Jane Austen's politics are highly contested (was she high Tory or secret radical sympathizer: see Marilyn Butler on Austen as Tory and the new book by Helena Kelly: Jane Austen: The Secret Radical for Austen as subversive.) While her politics may be ambiguous, we can locate places in the social order that Austen critiques in Emma.
Austen's text builds sympathy for the plight of poorer gentry women. While Miss Bates is seen through Emma's eyes as ridiculous, we as readers are also shown a woman trying to survive in reduced circumstances who has been rendered ridiculous by a society that looks down on older, poorer, unmarried women (incidentally, Austen herself a single woman, would have been about Miss Bates's age at the time she wrote Emma.) In having Mr. Knightley scold Emma, and in having Emma herself recognize and repent of her cruelty in making a rude comment to Miss Bates at Box Hill, Austen critiques the casual verbal savagery that can make life a misery for women on the social periphery. Her novel at least suggests changes in attitudes and practices.

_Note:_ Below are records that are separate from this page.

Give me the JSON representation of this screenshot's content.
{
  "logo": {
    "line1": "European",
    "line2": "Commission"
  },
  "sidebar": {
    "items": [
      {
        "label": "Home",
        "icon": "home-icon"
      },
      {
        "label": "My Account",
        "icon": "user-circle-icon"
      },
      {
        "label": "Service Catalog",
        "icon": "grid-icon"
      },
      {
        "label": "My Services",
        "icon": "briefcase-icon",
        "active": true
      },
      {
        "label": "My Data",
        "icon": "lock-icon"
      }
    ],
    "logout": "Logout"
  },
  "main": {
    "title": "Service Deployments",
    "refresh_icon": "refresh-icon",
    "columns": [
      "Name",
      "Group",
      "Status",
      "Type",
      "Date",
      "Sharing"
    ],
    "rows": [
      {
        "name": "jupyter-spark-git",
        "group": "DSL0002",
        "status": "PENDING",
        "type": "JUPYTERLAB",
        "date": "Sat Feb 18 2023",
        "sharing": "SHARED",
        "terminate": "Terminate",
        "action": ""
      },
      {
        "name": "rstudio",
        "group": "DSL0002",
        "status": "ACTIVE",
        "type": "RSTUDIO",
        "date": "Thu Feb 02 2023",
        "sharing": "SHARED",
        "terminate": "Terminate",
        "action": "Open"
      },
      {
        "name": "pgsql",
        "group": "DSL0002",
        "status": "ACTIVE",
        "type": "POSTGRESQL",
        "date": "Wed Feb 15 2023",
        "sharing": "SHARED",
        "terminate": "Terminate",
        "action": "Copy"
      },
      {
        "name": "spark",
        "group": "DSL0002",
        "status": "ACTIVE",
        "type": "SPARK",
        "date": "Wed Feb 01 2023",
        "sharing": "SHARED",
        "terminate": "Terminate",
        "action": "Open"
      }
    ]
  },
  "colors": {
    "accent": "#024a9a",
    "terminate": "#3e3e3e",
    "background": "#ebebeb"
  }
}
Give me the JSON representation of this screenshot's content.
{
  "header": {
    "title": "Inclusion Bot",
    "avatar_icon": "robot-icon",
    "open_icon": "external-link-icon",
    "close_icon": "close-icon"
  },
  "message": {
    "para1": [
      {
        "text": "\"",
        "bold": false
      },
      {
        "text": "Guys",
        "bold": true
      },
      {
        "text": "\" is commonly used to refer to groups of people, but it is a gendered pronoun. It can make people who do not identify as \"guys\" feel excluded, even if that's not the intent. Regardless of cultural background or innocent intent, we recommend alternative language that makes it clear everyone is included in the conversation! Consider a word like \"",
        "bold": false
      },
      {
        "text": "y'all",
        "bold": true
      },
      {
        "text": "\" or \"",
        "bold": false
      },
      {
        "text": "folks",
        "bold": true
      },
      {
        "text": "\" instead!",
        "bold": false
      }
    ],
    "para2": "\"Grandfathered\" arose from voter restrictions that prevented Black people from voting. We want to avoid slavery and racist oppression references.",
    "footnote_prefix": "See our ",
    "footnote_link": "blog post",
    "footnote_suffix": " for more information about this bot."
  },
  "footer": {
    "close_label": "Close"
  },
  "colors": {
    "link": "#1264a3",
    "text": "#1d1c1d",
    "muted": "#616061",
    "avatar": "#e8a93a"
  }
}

In making Jane Fairfax a sympathetic character, which she is even as we see her refracted through Emma's eyes, Austen again critiques a society that doesn't take care of poor gentry woman of intelligence, beauty, talent, and grace. Jane's fate is to become a governess, a career which entails social humiliation and which Jane equates to a form of slavery. Jane is "saved" from governessing through marriage to frivolous Frank Churchill, but implicit in the novel is the lack of choice for a talented woman like Jane.
Finally, Austen critiques snobbery. Emma's snobbery in trying to prevent Harriet Smith from marrying the farmer Robert Martin could have had dire consequences for Harriet, an illegitimate child with little money, no connections, and few prospects. Luckily, it all works out for Harriet, but the reader can easily see, if Emma cannot, how snobbery could have ruined Harriet's prospects.